Anti-Abortion Group Backs Fired Pregnant Teacher
Feb. 20, 2006 -- When Michelle McCusker, 26, got a job teaching preschool at St. Rose of Lima, a Catholic school in Queens, N.Y., she fulfilled a longtime dream.
"That's what I want to do, to be able to give something to children, it's amazing," McCusker said.
But then McCukser -- who is Catholic and single -- became pregnant. She decided to keep the baby and informed the school early in the school year.
The school -- backed by the Brooklyn Diocese, which oversees Catholic churches in the New York City boroughs of Brooklyn and Queens -- fired her.
"The school requires its teachers to convey the faith, to convey the gospel values and Christian traditions of the Catholic faith," said Frank DeRosa, a spokesman for the Diocese of Brooklyn.
The teachers' handbook clearly states that teachers "must convey the teachings of the Catholic faith by his or her words and actions," De Rosa added, and by having out-of-wedlock sex McCusker was not conveying the teachings of the faith.
McCusker was devastated to think that she'd have to leave the school, especially mid-year.
"Just knowing that I wouldn't be able to see my kids and finish out the school year with them," McCusker said in an interview with ABC News, while crying. "It really ... and it was my first teaching job so, and they took it away."
McCusker and the New York Civil Liberties Union are suing the school, claiming gender discrimination.

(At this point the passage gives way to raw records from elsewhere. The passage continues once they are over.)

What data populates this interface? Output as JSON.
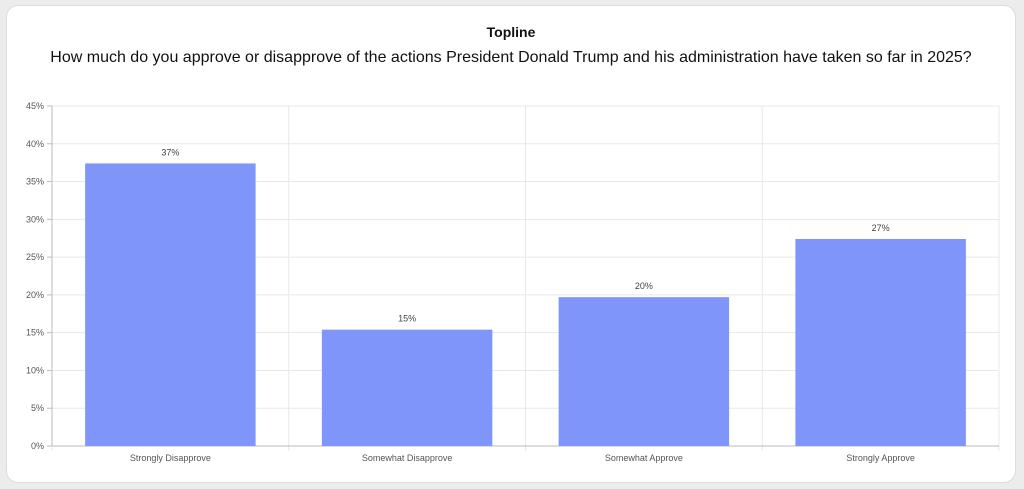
{
  "card": {
    "heading": "Topline",
    "question": "How much do you approve or disapprove of the actions President Donald Trump and his administration have taken so far in 2025?"
  },
  "colors": {
    "bar": "#8095fa",
    "grid": "#e8e8e8",
    "axis": "#bbbbbb"
  },
  "chart_data": {
    "type": "bar",
    "categories": [
      "Strongly Disapprove",
      "Somewhat Disapprove",
      "Somewhat Approve",
      "Strongly Approve"
    ],
    "values": [
      37.4,
      15.4,
      19.7,
      27.4
    ],
    "data_labels": [
      "37%",
      "15%",
      "20%",
      "27%"
    ],
    "yticks": [
      "0%",
      "5%",
      "10%",
      "15%",
      "20%",
      "25%",
      "30%",
      "35%",
      "40%",
      "45%"
    ],
    "ylim": [
      0,
      45
    ],
    "title": "",
    "xlabel": "",
    "ylabel": "",
    "grid": true,
    "legend": "none"
  }
}
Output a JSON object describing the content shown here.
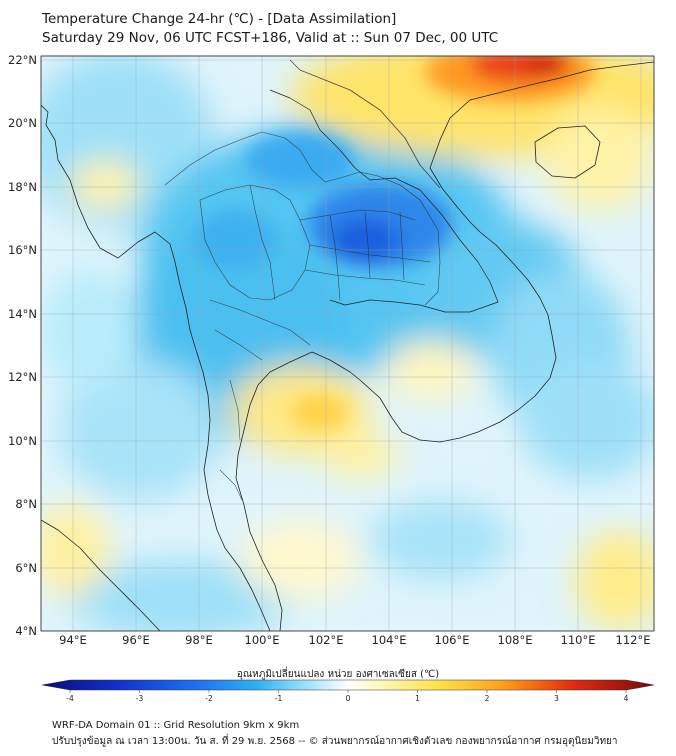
{
  "header": {
    "title": "Temperature Change 24-hr (℃) - [Data Assimilation]",
    "subtitle": "Saturday 29 Nov, 06 UTC FCST+186, Valid at :: Sun 07 Dec, 00 UTC"
  },
  "map": {
    "lat_ticks": [
      "22°N",
      "20°N",
      "18°N",
      "16°N",
      "14°N",
      "12°N",
      "10°N",
      "8°N",
      "6°N",
      "4°N"
    ],
    "lon_ticks": [
      "94°E",
      "96°E",
      "98°E",
      "100°E",
      "102°E",
      "104°E",
      "106°E",
      "108°E",
      "110°E",
      "112°E"
    ],
    "lat_range": [
      4,
      22.2
    ],
    "lon_range": [
      93,
      112.5
    ]
  },
  "colorbar": {
    "label": "อุณหภูมิเปลี่ยนแปลง หน่วย องศาเซลเซียส (℃)",
    "ticks": [
      "-4",
      "-3",
      "-2",
      "-1",
      "0",
      "1",
      "2",
      "3",
      "4"
    ]
  },
  "footer": {
    "line1": "WRF-DA Domain 01 :: Grid Resolution 9km x 9km",
    "line2": "ปรับปรุงข้อมูล ณ เวลา 13:00น. วัน ส. ที่ 29 พ.ย. 2568 -- © ส่วนพยากรณ์อากาศเชิงตัวเลข กองพยากรณ์อากาศ กรมอุตุนิยมวิทยา"
  },
  "colors": {
    "strong_cool": "#1f5fe0",
    "cool": "#37b8f0",
    "light_cool": "#b8ecfb",
    "neutral": "#ffffff",
    "warm": "#ffe97a",
    "strong_warm": "#e02a10"
  }
}
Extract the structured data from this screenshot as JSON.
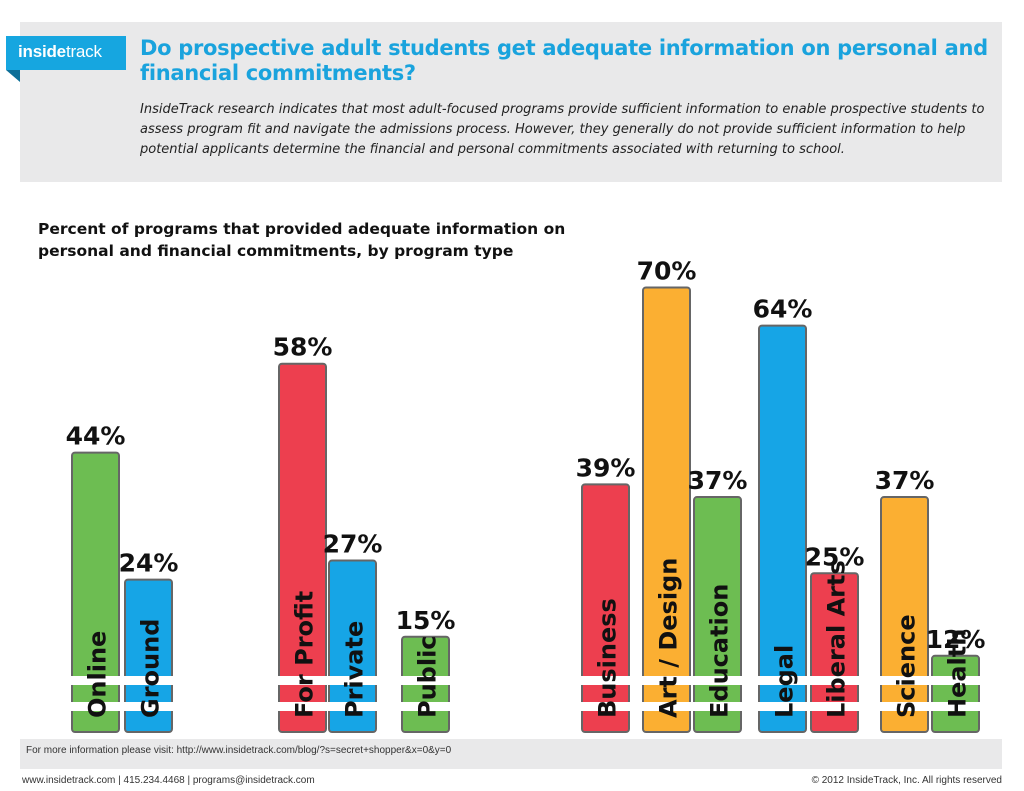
{
  "brand": {
    "logo_inside": "inside",
    "logo_track": "track",
    "accent_color": "#1aa3dd"
  },
  "header": {
    "title": "Do prospective adult students get adequate information on personal and financial commitments?",
    "intro": "InsideTrack research indicates that most adult-focused programs provide sufficient information to enable prospective students to assess program fit and navigate the admissions process.  However, they generally do not provide sufficient information to help potential applicants determine the financial and personal commitments associated with returning to school."
  },
  "chart_data": {
    "type": "bar",
    "title": "Percent of programs that provided adequate information on personal and financial commitments, by program type",
    "unit": "%",
    "ylim": [
      0,
      100
    ],
    "grid": false,
    "legend": "none",
    "groups": [
      {
        "bars": [
          {
            "category": "Online",
            "value": 44,
            "label": "44%",
            "color": "#6dbd52"
          },
          {
            "category": "Ground",
            "value": 24,
            "label": "24%",
            "color": "#16a5e6"
          }
        ]
      },
      {
        "bars": [
          {
            "category": "For Profit",
            "value": 58,
            "label": "58%",
            "color": "#ed3f4f"
          },
          {
            "category": "Private",
            "value": 27,
            "label": "27%",
            "color": "#16a5e6"
          },
          {
            "category": "Public",
            "value": 15,
            "label": "15%",
            "color": "#6dbd52"
          }
        ]
      },
      {
        "bars": [
          {
            "category": "Business",
            "value": 39,
            "label": "39%",
            "color": "#ed3f4f"
          },
          {
            "category": "Art / Design",
            "value": 70,
            "label": "70%",
            "color": "#fbaf32"
          },
          {
            "category": "Education",
            "value": 37,
            "label": "37%",
            "color": "#6dbd52"
          },
          {
            "category": "Legal",
            "value": 64,
            "label": "64%",
            "color": "#16a5e6"
          },
          {
            "category": "Liberal Arts",
            "value": 25,
            "label": "25%",
            "color": "#ed3f4f"
          },
          {
            "category": "Science",
            "value": 37,
            "label": "37%",
            "color": "#fbaf32"
          },
          {
            "category": "Health",
            "value": 12,
            "label": "12%",
            "color": "#6dbd52"
          }
        ]
      }
    ]
  },
  "footer": {
    "more_info": "For more information please visit: http://www.insidetrack.com/blog/?s=secret+shopper&x=0&y=0",
    "contact": "www.insidetrack.com | 415.234.4468 | programs@insidetrack.com",
    "copyright": "© 2012 InsideTrack, Inc. All rights reserved"
  }
}
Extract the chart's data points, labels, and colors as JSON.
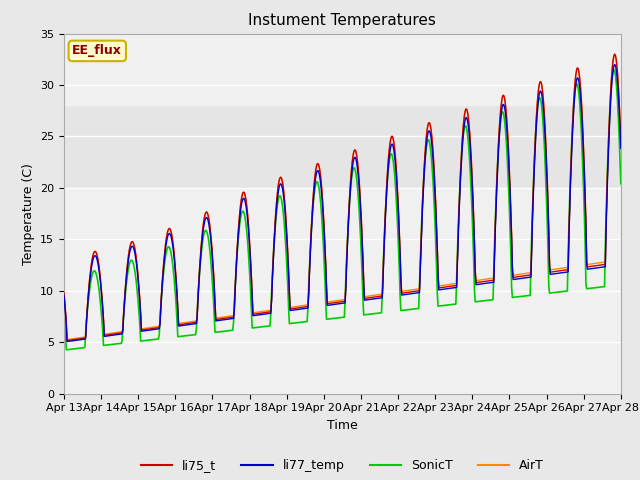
{
  "title": "Instument Temperatures",
  "xlabel": "Time",
  "ylabel": "Temperature (C)",
  "ylim": [
    0,
    35
  ],
  "tick_labels": [
    "Apr 13",
    "Apr 14",
    "Apr 15",
    "Apr 16",
    "Apr 17",
    "Apr 18",
    "Apr 19",
    "Apr 20",
    "Apr 21",
    "Apr 22",
    "Apr 23",
    "Apr 24",
    "Apr 25",
    "Apr 26",
    "Apr 27",
    "Apr 28"
  ],
  "annotation_text": "EE_flux",
  "annotation_color": "#8B0000",
  "annotation_bg": "#FFFACD",
  "annotation_edge": "#C8B400",
  "line_colors": {
    "li75_t": "#CC0000",
    "li77_temp": "#0000CC",
    "SonicT": "#00CC00",
    "AirT": "#FF8800"
  },
  "bg_color": "#E8E8E8",
  "plot_bg": "#F0F0F0",
  "title_fontsize": 11,
  "label_fontsize": 9,
  "tick_fontsize": 8
}
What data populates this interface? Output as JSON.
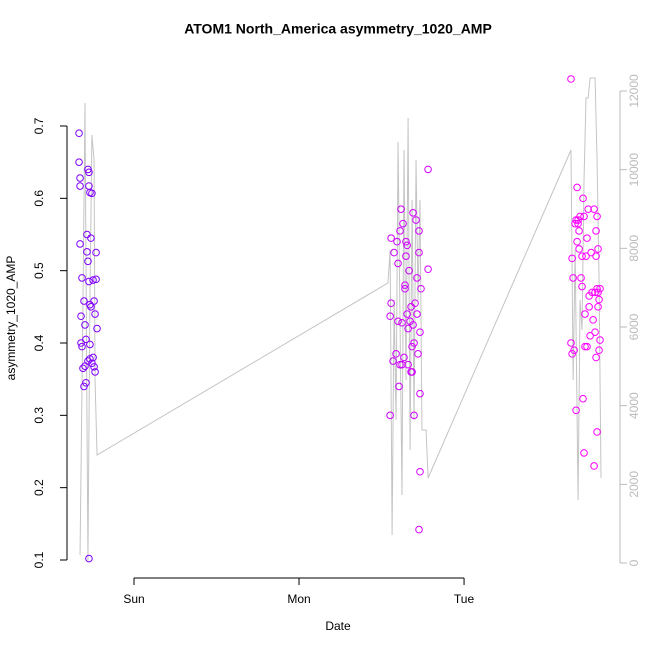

"Michelle McCusker was fired from her job as a pre-K teacher because she was pregnant," said Donna Lieberman, an attorney with the New York Civil Liberties Union. "This is a policy that the church applies to women but not to men.
"Only women employees are subject to being fired for being pregnant or having engaged in non-marital sex," she added. "They don't apply that policy to male employees. That's gender discrimination. It has nothing to do with religion."
In a similar case in 2003, the NYCLU filed a complaint with the Equal Employment Opportunity Commission on behalf of the unmarried pregnant director of an afterschool program in Buffalo demoted by the Catholic charity that employed her. In that case, the EEOC found that the charity had violated federal anti-discrimination laws.
Encouraging Abortion?
But what's unique about the case at St. Rose of Lima is that an anti-abortion group has sided with McCusker, claiming that the Catholic school was essentially encouraging abortion.
Serrin Foster, president of Feminists for Life, talks about McCusker at anti-abortion rallies, saying taking away a woman's job and income for being pregnant is anti-life.
"If you take away the resources, you could unintentionally drive a woman to having an abortion," said Foster.
"It is not pro-life to take away the resources and support that women need and deserve to bring children into this world," Foster says. "The appropriate response for the employer when they found out she was pregnant, is to say, 'Congratulations,' and, 'How can I help?' "
A 2004 survey by the Guttmacher Institute, a research organization that supports abortion rights but is cited by both sides in the abortion wars as having reliable data, indicated that 73 percent of those seeking an abortion were doing so because they could not afford to have a baby.
"We have to systematically eliminate the reasons that drive women to abortions, and the root causes are lack of resources and lack of support," Foster says. "Women deserve both."
Tricky Case
The legal issues are tricky in this case -- religious organizations have wide latitude in employment decisions based on religious beliefs and behavior.
Last week in Hoover, Ala., a federal judge upheld the firing of another unwed pregnant teacher from a fundamentalist Christian school. The school argued that Tessana Lewis was not fired because she was pregnant but because she had sex outside of marriage.
Jurors had awarded in Lewis's favor, giving $600 in back pay and $15,000 for mental anguish, but U.S. District Judge William Acker Jr. found that because the Covenant Classical School of Trace Crossing is a religious institution, it can make hiring and firing decisions based on its beliefs.
"The constitution gives the school the right to make these kinds of decisions," said DeRosa, the Brooklyn Diocese spokesman. "The church -- or the school, part of the church -- does not want to discriminate under any circumstance, but wants to have the freedom to function as an agency that teaches, in this case, the Catholic religion or the Christian tradition and the gospel of values that are associated with it."
This was a very, very difficult situation for the principal, DeRosa added, "and while we're concerned for [McCusker's] welfare and the welfare of the child, at the same time the school had an obligation, and always will have that obligation, to present those Christian values and the tradition and the gospel message that parents want their children to hear when they place their youngsters in a school like that."
The philosophical issues are perhaps even more complicated. After all, McCusker says, the most Christian thing she can do is to have her child.
"Here I'm being persecuted because I'm pro-life having my baby, and they fire me for it," McCusker said. "I hope that no other woman ever has to go through this. … It's been very stressful."